A parent recently reported that he recognizes that he needs “some help.” He stated, “I know what I am supposed to do,” but then he cringed and said, “but I find myself yelling at the kids a lot. More than I should. I don’t get it.” This father reported that he actually pushed his son onto the floor having become angry about the son’s behavior to a sibling. “I did the same thing to him that he did to his brother, and it was okay for me to do it. That’s crazy!” This parent’s problem is that in the calmer moments, he is able to reflect on what he did. But in the heat of the moment, he responds much as someone else likely did a long, long time ago—his parents.
When we are children in a family, we are constantly exposed to everything that goes on in the family. This happens 24 hours a day, day in and day out. As we experience these events, we record them like a DVD in our brain. After a while, there is so much stored memory that we have to think very little about what to do. We have seen it so many times, we can replicate the behavior with our eyes closed. And, we often do. The original problem occurs when older people in our families of origin engage in problematic behaviors such as yelling, fighting, and just being disrespectful to each other. All this time, the children are watching and listening. After the child has watched and listened enough, he tries out the same behavior. When he does, someone may yell at him, chastise him, scold him, and he learns even more. By the time that boy becomes a man and a father, he has practiced being disrespectful so many times, he is quick to display the behavior with his children and others. And, so it goes.
What is a parent to do? For starters, we have to recognize that we often cannot rely on what we learned from our parents to automatically be the best response for our own family. We can learn to WAIT and then DECIDE on WHAT to do. Nothing will change should we take our time to decide how best to handle a situation with our child. What is the hurry anyway? Moreover, if we take our time to make a decision rather than quickly respond much like the father above did (which implies that he was not thinking, but REACTING), then we will be teaching our children how to best handle problematic situations with consideration and deliberation. Plus, we will make better decisions about what to do in family situations rather than hurting our children and later feeling unhappy regarding our impulsive and aggressive behavior.

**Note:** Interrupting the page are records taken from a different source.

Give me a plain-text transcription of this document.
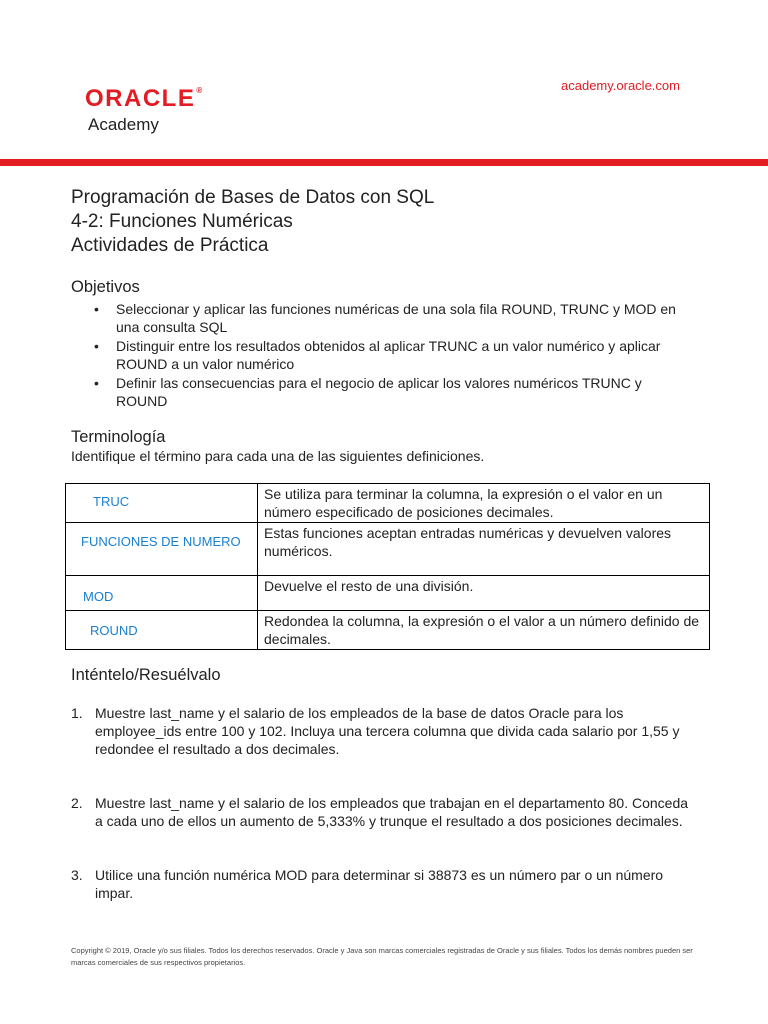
ORACLE ®
Academy
academy.oracle.com
Programación de Bases de Datos con SQL
4-2: Funciones Numéricas
Actividades de Práctica
Objetivos
• Seleccionar y aplicar las funciones numéricas de una sola fila ROUND, TRUNC y MOD en una consulta SQL
• Distinguir entre los resultados obtenidos al aplicar TRUNC a un valor numérico y aplicar ROUND a un valor numérico
• Definir las consecuencias para el negocio de aplicar los valores numéricos TRUNC y ROUND
Terminología
Identifique el término para cada una de las siguientes definiciones.
TRUC	Se utiliza para terminar la columna, la expresión o el valor en un número especificado de posiciones decimales.

FUNCIONES DE NUMERO	Estas funciones aceptan entradas numéricas y devuelven valores numéricos.

MOD	Devuelve el resto de una división.

ROUND	Redondea la columna, la expresión o el valor a un número definido de decimales.
Inténtelo/Resuélvalo
1. Muestre last_name y el salario de los empleados de la base de datos Oracle para los employee_ids entre 100 y 102. Incluya una tercera columna que divida cada salario por 1,55 y redondee el resultado a dos decimales.
2. Muestre last_name y el salario de los empleados que trabajan en el departamento 80. Conceda a cada uno de ellos un aumento de 5,333% y trunque el resultado a dos posiciones decimales.
3. Utilice una función numérica MOD para determinar si 38873 es un número par o un número impar.
Copyright © 2019, Oracle y/o sus filiales. Todos los derechos reservados. Oracle y Java son marcas comerciales registradas de Oracle y sus filiales. Todos los demás nombres pueden ser marcas comerciales de sus respectivos propietarios.
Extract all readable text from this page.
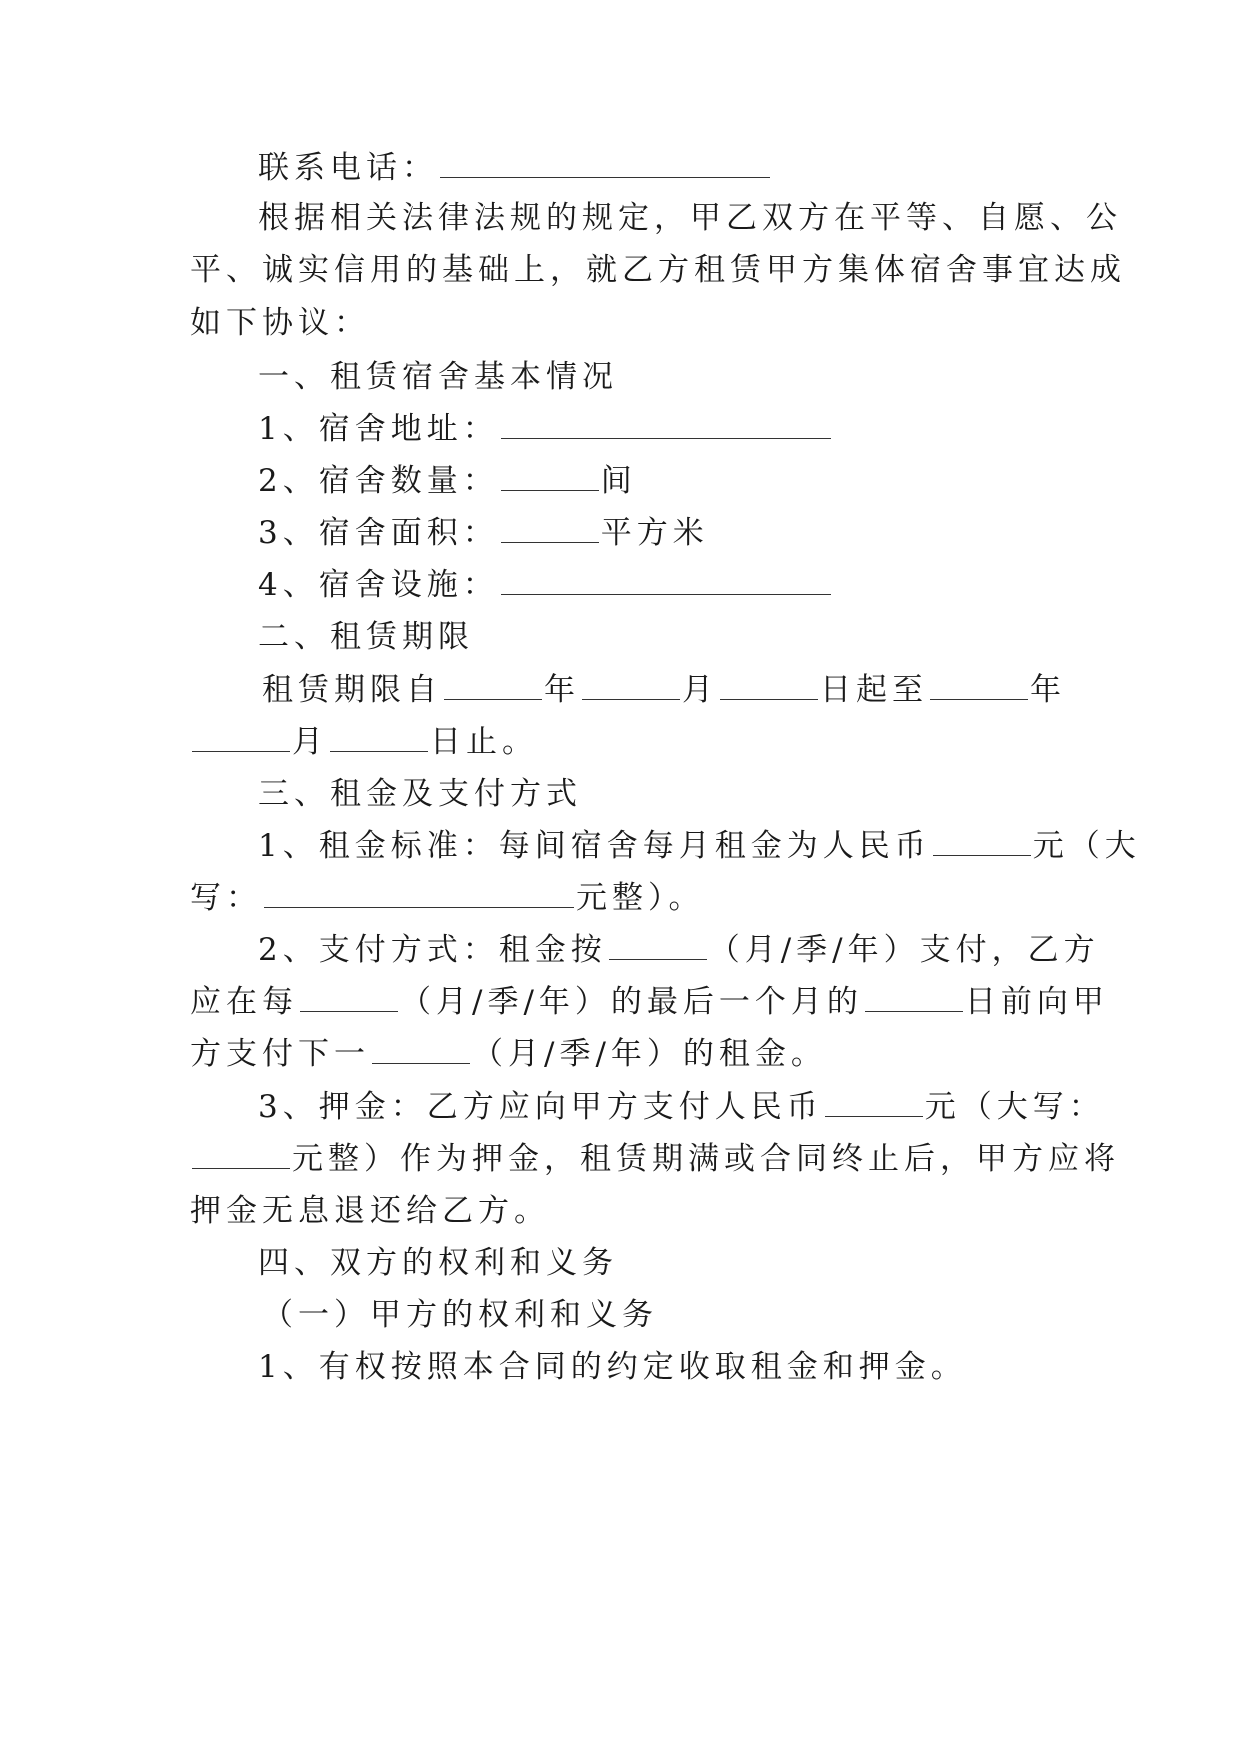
联系电话：
根据相关法律法规的规定，甲乙双方在平等、自愿、公
平、诚实信用的基础上，就乙方租赁甲方集体宿舍事宜达成
如下协议：
一、租赁宿舍基本情况
1、宿舍地址：
2、宿舍数量：	间
3、宿舍面积：	平方米
4、宿舍设施：
二、租赁期限
租赁期限自	年	月	日起至	年
月	日止。
三、租金及支付方式
1、租金标准：每间宿舍每月租金为人民币	元（大
写：	元整）。
2、支付方式：租金按	（月/季/年）支付，乙方
应在每	（月/季/年）的最后一个月的	日前向甲
方支付下一	（月/季/年）的租金。
3、押金：乙方应向甲方支付人民币	元（大写：
元整）作为押金，租赁期满或合同终止后，甲方应将
押金无息退还给乙方。
四、双方的权利和义务
（一）甲方的权利和义务
1、有权按照本合同的约定收取租金和押金。
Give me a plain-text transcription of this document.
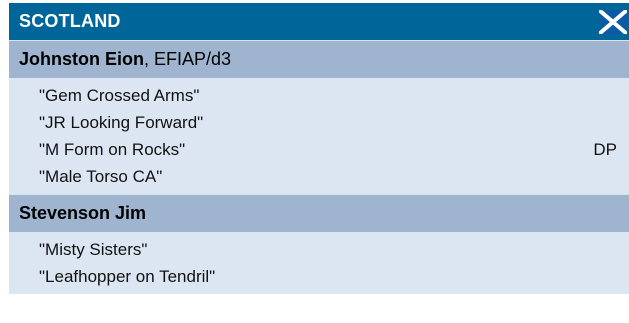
SCOTLAND
Johnston Eion , EFIAP/d3
"Gem Crossed Arms"
"JR Looking Forward"
"M Form on Rocks"	DP
"Male Torso CA"
Stevenson Jim
"Misty Sisters"
"Leafhopper on Tendril"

We have to think ahead about how we might want to respond to the children’s behavior. This is called “rehearsal.” By thinking ahead of time how we can respond, we are preparing ourselves for the upcoming event. Once it arises, we may be able to catch ourselves and recognize, “Hey, this is one of those times. Let’s think about this.” Finally, you can then CHOOSE to exact a measure of discipline on these children whom you love. Remember, your task is to help them learn to correct their mistakes, not hurt them and make them feel ashamed. Later, ask your child how he could have behaved differently when his brother took his bike or his sister threw something at him. By encouraging our children to REHEARSE, they can become prepared for crises as well. Teaching your children to be thoughtful through your own thoughtful behavior is an excellent parental task to take on. Then, you can really be yourself as a parent.